Início da Operação Arco de Fogo, de contenção do desmatamento da Amazônia, perpetrada pela Polícia Federal, Força Nacional e Ibama para fiscalizar as madeireiras em Tailândia, no Pará, 26/02/2008 (Foto: Beto Barata/AE)
Início da Operação Arco de Fogo, de contenção do desmatamento da Amazônia, perpetrada pela Polícia Federal, Força Nacional e Ibama para fiscalizar as madeireiras em Tailândia, no Pará, 26/02/2008 (Foto: Beto Barata/AE)
Início da Operação Arco de Fogo, de contenção do desmatamento da Amazônia, perpetrada pela Polícia Federal, Força Nacional e Ibama para fiscalizar as madeireiras em Tailândia, no Pará, 26/02/2008 (Foto: Beto Barata/AE)

O delegado da Polícia Federal Alcir Teixeira, comandante da Operação Arco de Fogo, disse nesta quinta-feira (24) que 93.936 metros cúbicos de madeira já foram apreendidos desde o começo da ação, deflagrada em março do ano passado para combater o desmatamento na Amazônia.

Segundo ele, os números mostram que o total de apreensões chega, em média, a 4.690 caminhões carregados de madeira, pois cada veículo transporta 20 metros cúbicos do produto. Já o Ibama diz ter apreendido mais de 100 mil metros quadrados, o que totaliza cerca de 200 mil metros cúbicos ou 10 mil caminhões de madeira.

De acordo com os dados apresentados pelo delegado, 198 pessoas envolvidas com o desmatamento foram presas nesse perído de um ano e meio e 214 inquéritos policiais foram instaurados para apurar crimes diversos, que vão desde práticas diretas contra o meio ambiente até falsidade ideológica, uso de documento falso e formação de quadrilha.

Desde então, segundo Alcir Teixeira, foram lavrados 520 termos circunstanciados, sendo que 921 fornos de carvão acabaram destruídos. Além disso, foram apreendidas 42 armas, 234 veículos e 55 moto-serras.

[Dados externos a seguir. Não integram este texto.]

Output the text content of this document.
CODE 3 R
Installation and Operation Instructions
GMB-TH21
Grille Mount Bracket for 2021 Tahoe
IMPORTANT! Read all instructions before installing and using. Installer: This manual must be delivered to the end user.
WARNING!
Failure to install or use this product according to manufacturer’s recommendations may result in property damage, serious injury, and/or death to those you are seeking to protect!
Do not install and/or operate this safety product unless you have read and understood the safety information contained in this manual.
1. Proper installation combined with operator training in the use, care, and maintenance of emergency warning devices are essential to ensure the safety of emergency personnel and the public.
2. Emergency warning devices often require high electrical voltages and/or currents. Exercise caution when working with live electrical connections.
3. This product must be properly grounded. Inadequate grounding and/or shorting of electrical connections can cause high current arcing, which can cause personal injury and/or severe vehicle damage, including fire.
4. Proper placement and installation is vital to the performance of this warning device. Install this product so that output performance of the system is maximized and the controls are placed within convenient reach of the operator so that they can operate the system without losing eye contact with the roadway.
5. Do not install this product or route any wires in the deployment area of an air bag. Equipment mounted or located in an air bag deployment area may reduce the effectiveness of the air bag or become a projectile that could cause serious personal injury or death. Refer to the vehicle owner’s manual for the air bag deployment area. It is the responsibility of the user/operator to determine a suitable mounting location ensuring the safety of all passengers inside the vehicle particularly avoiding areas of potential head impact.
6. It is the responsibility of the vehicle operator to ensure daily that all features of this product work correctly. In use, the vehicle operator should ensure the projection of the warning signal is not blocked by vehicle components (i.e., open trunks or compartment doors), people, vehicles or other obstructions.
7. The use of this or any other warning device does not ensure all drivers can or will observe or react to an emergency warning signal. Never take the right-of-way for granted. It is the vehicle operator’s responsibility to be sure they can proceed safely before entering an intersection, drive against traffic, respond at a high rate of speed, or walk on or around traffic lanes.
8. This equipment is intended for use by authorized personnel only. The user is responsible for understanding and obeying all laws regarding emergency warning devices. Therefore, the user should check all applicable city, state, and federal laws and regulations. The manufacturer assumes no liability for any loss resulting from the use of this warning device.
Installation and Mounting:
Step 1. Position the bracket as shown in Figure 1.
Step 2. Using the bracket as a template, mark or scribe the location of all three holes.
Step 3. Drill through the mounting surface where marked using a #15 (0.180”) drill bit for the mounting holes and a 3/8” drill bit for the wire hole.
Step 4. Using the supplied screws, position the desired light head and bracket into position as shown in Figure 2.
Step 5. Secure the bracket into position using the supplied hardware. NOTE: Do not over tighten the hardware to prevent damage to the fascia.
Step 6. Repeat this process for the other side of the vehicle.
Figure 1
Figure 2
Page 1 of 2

“Estamos trabalhando com inteligência, fazendo investigação em cima desses grupos organizados. Nesta semana, foram apreendidos 8.664 metros cúbicos de madeira em duas serrarias de Santarém (PA)”, contou o delegado. Segundo ele, a PF detectou inúmeros casos de criminosos que “esquentam notas fiscais frias e usam guias florestais falsos”.

Multas

A operação é realizada por 100 policiais federais nos estados do Pará, Maranhão, Rondônia e Mato Grosso. O Ibama, que também tem atuado na área, com 1,2 mil agentes, aplicou desde o começo do ano R$ 1,6 bilhão em multas.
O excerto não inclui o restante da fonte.